No sound. No confirmation they’d heard her. Not good. She couldn’t smell them, but that didn’t mean anything. They could be near an air-conditioning vent or fresh-air exchange. Wouldn’t be the first time it’d happened. She chanced a glance back to see what they were doing, and saw no sign of them. Shit! They’d either bailed, left her to take the fall, or they’d already been apprehended while she’d been preoccupied with cleaning out the teller stations.
As she turned to address the cop, her weapon was wrenched away and the butt caught her in the jaw. Xio dropped like a bag of rocks. Her wolf wasn’t helping her out of this one. That was what she got for letting her ego get involved.
“Good morning, Miss Davis. Let me introduce myself. I’m Special Agent Marcus Cazador of the FBI. Didn’t anyone ever tell you banks are most often robbed within the first few minutes of opening? We figured you’d be here, after the invitation we’d extended. Safest bank in Texas. I can see you liked the billboard at the port of entry. You and I have a lot to talk about, but business first.”
He’d used her real name, one she hadn’t heard in ten years. It sounded strange coming from his mouth, but also right, as though he’d been born to say it. Not good. This man was dangerous in so many ways. “Bite me.”
“You have no idea how much I’d like to.” A knee pressed down into the center of her back, and he yanked her arms behind her and slapped cuffs around her wrists. He rolled her to her back, sat her up, and tugged the mask from her face. “At last we meet.” And then he spoke the words she’d hoped never to hear. “You have the right to remain silent.”
Ten years earlier
Xio stomped down the road, pissed for more reasons than she could count. Since she’d dropped out of school, Magnum, the pack’s Alpha, had been on her case about everything. Get her GED. Find a mate. Be a good little wolfie. Screw him. She didn’t blame his son for running away. The cocksucker would drive anyone to it. Who put him in charge of her life, anyway?
Well, she was running away, too. Drew wasn’t the only one with smarts enough to get out.
“Want a ride, China Doll?” The voice, with a heavy Spanish accent, came from her left. A cherry-red motorcycle pulled up alongside her and stopped. Of course, she’d heard him coming from miles away and hadn’t needed her wolf hearing for that. It was why she’d decided to hit the highway after she’d ditched her companion, the man Magnum had assigned to keep an eye on her. She had great knot-tying skills, and it would be a while before he caught up to her. By then, she’d be long gone—courtesy of her new amigo.
What the man on the bike called her amounted to a racial slur and insult, but Xio let it pass because she needed his help. Even though she was only one-quarter Asian, her long, dark hair and almond-shaped eyes dominated her features, to the point she’d been mistaken more than once for full-blooded Chinese. She could understand his assumption. Whatever. He could call her Lucy, for all she cared, but only once. The man was her ticket out of Los Lobos—and on a Night Rod.
Xio turned to him to let him know she wouldn’t let it pass a second time. “Some people would consider that rude.”
“Would they? How about you? Do you consider it rude?”
“Not this time. Let’s leave it at that, but don’t do it again.” She glanced down at a Bowie knife she kept sheathed on the side of her boot. The boots had been a gift from her twin brother, Xan, sent to her via mail from somewhere unknown, after he’d joined the CIA. Custom-made to hold a sticker, something she handled quite well, they were her most cherished possession. As long as she had them, all would be well.

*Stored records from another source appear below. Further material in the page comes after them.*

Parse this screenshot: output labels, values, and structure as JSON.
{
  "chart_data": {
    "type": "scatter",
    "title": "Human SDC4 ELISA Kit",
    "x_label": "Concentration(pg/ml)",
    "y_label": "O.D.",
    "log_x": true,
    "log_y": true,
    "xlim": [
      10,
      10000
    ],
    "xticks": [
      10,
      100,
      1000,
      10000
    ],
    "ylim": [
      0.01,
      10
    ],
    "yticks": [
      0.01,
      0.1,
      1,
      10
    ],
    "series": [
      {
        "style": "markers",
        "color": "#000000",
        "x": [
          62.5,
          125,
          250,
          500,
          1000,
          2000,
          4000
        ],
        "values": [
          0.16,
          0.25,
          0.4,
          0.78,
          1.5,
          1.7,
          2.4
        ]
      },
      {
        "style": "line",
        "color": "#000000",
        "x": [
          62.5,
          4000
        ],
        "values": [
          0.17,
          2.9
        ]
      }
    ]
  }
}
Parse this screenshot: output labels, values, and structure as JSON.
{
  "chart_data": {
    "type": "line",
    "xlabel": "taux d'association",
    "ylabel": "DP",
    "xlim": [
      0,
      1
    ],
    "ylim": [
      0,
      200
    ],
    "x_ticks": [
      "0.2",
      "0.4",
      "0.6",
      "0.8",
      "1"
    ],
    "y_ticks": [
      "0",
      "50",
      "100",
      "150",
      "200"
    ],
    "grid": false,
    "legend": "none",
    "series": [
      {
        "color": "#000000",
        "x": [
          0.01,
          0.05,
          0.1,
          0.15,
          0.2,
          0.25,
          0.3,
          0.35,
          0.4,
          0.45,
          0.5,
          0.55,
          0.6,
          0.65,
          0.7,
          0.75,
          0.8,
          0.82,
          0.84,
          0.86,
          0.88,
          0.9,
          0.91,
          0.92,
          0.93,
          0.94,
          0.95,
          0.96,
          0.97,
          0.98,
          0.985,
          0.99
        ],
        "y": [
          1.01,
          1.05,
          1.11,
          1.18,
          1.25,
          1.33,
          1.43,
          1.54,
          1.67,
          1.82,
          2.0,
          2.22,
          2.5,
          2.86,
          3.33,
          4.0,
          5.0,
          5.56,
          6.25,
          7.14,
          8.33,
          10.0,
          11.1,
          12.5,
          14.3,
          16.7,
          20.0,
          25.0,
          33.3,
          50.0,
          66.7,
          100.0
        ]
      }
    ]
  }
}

His gaze traveled down and stopped on the bone handle, inlaid with a jade dragon. A huge grin spread on his face. “Something tells me you can be more than a handful if you want to be.”
“Test me and find out, cowboy.” Not that she needed a blade. She and her brother had been taught to fight since they could walk—the one thing Magnum had done right. Aikido, karate, judo, all the fine defensive arts, and a few of the killing ones, too.
She could be lethal without the blade, but it got her point across a lot quicker, so she always carried it. Besides, with her petite frame and delicate features, it kept the predators from mistaking her for prey.
And he was right about being a handful. Restraint had never been one of her strengths. Her wolf was wild and had a bit of a temper. Some said she was Alpha material—if she could learn a little self-control. Yeah, like that was going to happen. Besides, to be an Alpha, you kind of had to hook up with one, and she had no inclination to seek out another pack or find a mate.
No man would ever control her. They could try to tell her until they were blue in the face that she would stand beside them, but she’d yet to see an Alpha that let his mate do that on equal terms. Magnum certainly hadn’t. That was why she was getting out of Los Lobos, before Magnum got any ideas and used her to make a political play with another pack, enslaving her to some wolf. Xio lifted a brow. “So, you’re going my way?”